An article published by Aniruddha Nazre in the engineering journal Polymer Engineering and Science [August 2004Polymer Engineering and Science 35(24): pages 1972 – 1978].

Thin‐film thermoplastic‐metal joining process for titanium to poly (ether-ketone-ether-ketone-ketone): Karthik Ramani, John Tagle, Aniruddha Nazre, Dale Swarts, Steve Lin.
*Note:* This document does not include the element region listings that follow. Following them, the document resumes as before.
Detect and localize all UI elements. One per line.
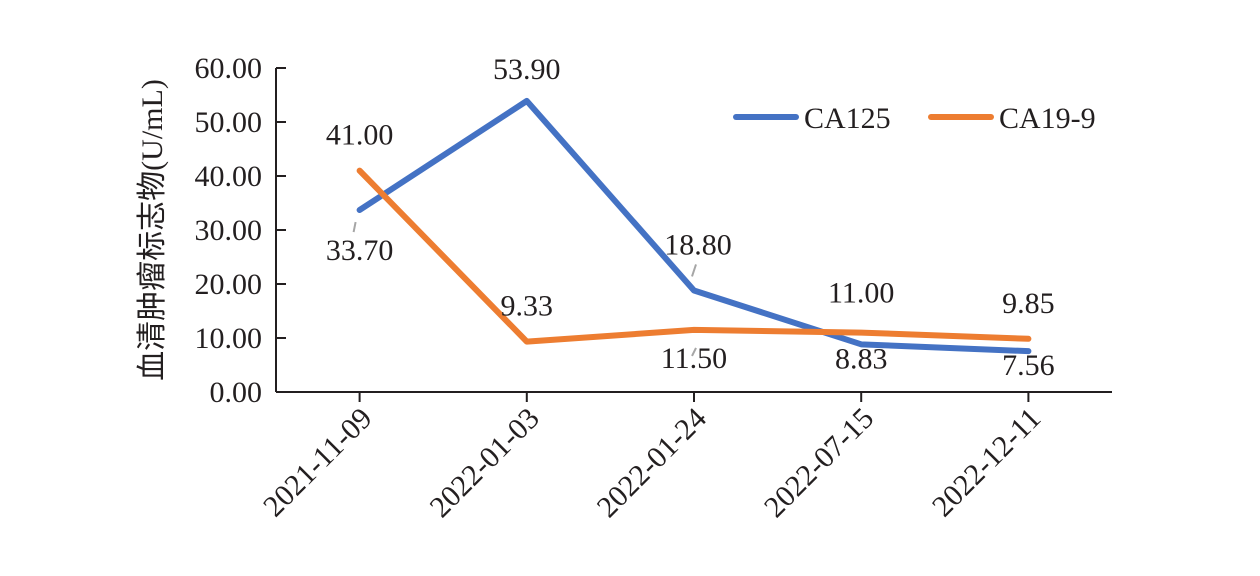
x-tick-label: 2022-01-03 [423,402,545,524]
y-axis-ticks: 0.00 10.00 20.00 30.00 40.00 50.00 60.00 [195,52,286,409]
legend: CA125 CA19-9 [733,102,1096,135]
x-tick-label: 2021-11-09 [257,402,379,524]
y-tick-label: 0.00 [210,376,263,409]
data-label: 18.80 [664,228,732,261]
data-label: 11.00 [828,277,894,310]
y-tick-label: 30.00 [195,214,263,247]
data-label: 53.90 [493,53,561,86]
x-tick-label: 2022-12-11 [926,402,1048,524]
x-axis-ticks: 2021-11-09 2022-01-03 2022-01-24 2022-07-15… [257,392,1047,524]
data-label: 8.83 [835,342,888,375]
data-label: 41.00 [326,119,394,152]
series-line-ca125 [356,97,1032,355]
y-tick-label: 60.00 [195,52,263,85]
y-tick-label: 50.00 [195,106,263,139]
series-lines [356,97,1032,355]
leader-line [352,221,357,233]
series-line-ca19-9 [356,167,1032,345]
data-label-leader-lines [352,221,697,357]
leader-line [691,347,697,357]
y-axis-label-group: 血清肿瘤标志物(U/mL) [136,79,169,381]
data-labels: 33.70 53.90 18.80 8.83 7.56 41.00 9.33 11.50 11.… [326,53,1055,382]
data-label: 33.70 [326,234,394,267]
data-label: 9.33 [501,290,554,323]
data-label: 7.56 [1002,349,1055,382]
y-tick-label: 20.00 [195,268,263,301]
y-tick-label: 10.00 [195,322,263,355]
y-axis-label: 血清肿瘤标志物(U/mL) [136,79,169,381]
leader-line [691,264,697,277]
x-tick-label: 2022-07-15 [758,402,880,524]
data-label: 9.85 [1002,287,1055,320]
x-tick-label: 2022-01-24 [591,402,713,524]
legend-label: CA125 [804,102,891,135]
legend-label: CA19-9 [999,102,1096,135]
data-label: 11.50 [661,342,727,375]
y-tick-label: 40.00 [195,160,263,193]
The processing of high temperature thermoplastic polymers as a hot melt adhesive is one means of joining thermoplastics to metals. The present study establishes the role of processing in thermoplastic joining of a titanium alloy (Ti-6A1-4V) using thin film poly(ether-ketone-ether-ketone-ketone) (PEKEKK). A design of experiments (DOE) was performed to determine the effects of the soak above melt temperature (Tm = 380°C), hold at the isothermal recrystallization temperature (Tiso = ∼ 340°C) and cooling rates on the joint strength, Extended soak times are required to remove the residual spherulitic crystallinity in the polymeric adhesive. Whit the elimination of the residual crystallinity, high-strength transcrystalline regions are enhanced at the polymer-metal interface during the hold time at Tiso and during cooling to ambient temperature. Average tensile strengths of 137 MPa were achieved, exceeding the bulk polymer tensile strength of 118 MPa by 16%, X-ray photoelectron spectroscopy (XPS) and scanning electron microscopy (SEM) show that extended soak times above Tm led to excessive polymer squeeze-out, resulting int he creation of strength-reducing shrink voids or unwetted regions. As a result, the failure mode of the joint, which was normally cohesive for high-strength joints, became a mix of cohesive and adhesive in parts with excessive polymer squeeze out.